Pak Indra hanya terpaku melihat tampilan anaknya yag begitu keren, wangi dan berdandan sangat rapi. Sesaat hatinya dipenuhi oleh ketenteraman dan kedamaian. Diperhatikan anaknya dari ujung kaki sampai ujung kepala.
Dai mencium tangan ayahnya sambil berpamitan. Lalu menyampaikan niatnya pada ayahnya itu bahwa dia harus memenuhi undangan dari Om Hardian. Hanya saja Pak Indra ada semacam firasat tak enak yang akan terjadi. Pak Indra mencegah Dai berpergian, apalagi hari itu bertepatan dengan rencana mereka berziarah ke pusara Almarhumah Ibunya.
“Ngak bisa, Yah. Ini momentum yang tepat memperbaiki hubungan saya dengan Om Hardian,” jawab Dai sambil melanjutkan langkahnya.
“Dai!” bentak Pak Indra pelan. Namun tak berhasil menghentikan langkah anaknya yang tergesa.
Pak Indra seketika mencoba menenangkan perasaannya, walau semacam firasat yang tidak mengenakan itu makin membumbung menggerayangi hatinya jika Dai tetap memenuhi undangan makan Om Hardian.
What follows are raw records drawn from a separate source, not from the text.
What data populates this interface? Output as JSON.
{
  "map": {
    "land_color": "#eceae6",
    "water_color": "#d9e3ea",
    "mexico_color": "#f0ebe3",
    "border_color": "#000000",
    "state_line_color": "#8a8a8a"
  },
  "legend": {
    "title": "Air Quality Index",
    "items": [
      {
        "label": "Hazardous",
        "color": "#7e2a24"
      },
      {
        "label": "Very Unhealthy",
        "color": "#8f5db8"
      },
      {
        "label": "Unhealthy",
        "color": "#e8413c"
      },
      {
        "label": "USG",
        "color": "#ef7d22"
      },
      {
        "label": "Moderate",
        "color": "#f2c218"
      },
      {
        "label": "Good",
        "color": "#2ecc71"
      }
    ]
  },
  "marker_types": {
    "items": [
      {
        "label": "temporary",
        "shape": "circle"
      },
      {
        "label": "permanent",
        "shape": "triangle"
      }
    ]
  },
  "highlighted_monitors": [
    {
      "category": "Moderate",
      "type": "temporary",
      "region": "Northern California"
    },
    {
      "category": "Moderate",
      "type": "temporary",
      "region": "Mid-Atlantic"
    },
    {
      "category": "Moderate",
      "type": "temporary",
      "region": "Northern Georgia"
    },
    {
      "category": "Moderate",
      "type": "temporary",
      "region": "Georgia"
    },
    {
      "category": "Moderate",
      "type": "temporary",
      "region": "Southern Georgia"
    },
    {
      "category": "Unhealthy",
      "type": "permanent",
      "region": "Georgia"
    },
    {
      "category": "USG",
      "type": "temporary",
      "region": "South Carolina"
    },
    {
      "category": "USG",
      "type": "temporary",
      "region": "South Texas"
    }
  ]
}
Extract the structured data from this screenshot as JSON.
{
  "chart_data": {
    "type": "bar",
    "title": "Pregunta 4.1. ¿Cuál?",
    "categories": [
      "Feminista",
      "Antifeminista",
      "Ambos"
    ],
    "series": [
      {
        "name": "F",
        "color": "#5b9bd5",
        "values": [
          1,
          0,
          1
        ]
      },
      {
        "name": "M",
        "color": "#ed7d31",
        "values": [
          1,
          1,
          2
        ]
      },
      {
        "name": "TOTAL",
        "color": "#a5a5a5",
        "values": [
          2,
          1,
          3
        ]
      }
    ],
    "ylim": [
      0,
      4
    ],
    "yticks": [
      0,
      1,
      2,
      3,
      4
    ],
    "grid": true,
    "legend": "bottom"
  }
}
Bagaimanapun juga menghalangi dan mencegahnya, akan sia-sia belaka. Sifat dan watak Dai keras kepala, tidak seperti sikap Doa kembarannya.
Pak Indra menuju kamar Doa yang terletak bersebelahan dengan kamar Dai, hanya terpisahkan oleh sebuah dinding tebal rumah tersebut. Sebuah kamar yang sangat mewah seperti kamar-kamar bintang lima hotel yang dimilikinya.
“Doa!” panggil Pak Indra begitu membuka kamar kembaran Dai itu.
Doa menggeliat demi mendengar suara ayahnya. Matanya yang terpejam langsung terbuka.
“Maaf, Yah! Saya bangun telat, maklum hari Minggu,” katanya sambil mengucek matanya dan menahan rasa menguap.
“Tumben. Ayah yang membangunkan saya. Biasanya, Bibi Marni.”
“Ayah mau mengajak kamu ke Pusara Mendiang Ibumu.”
“Iya Ayah, soalnya Doa sudah kangen dengan Ibu,” Doa bergegas membuka selimut dan keluar mengintip kamar Dai.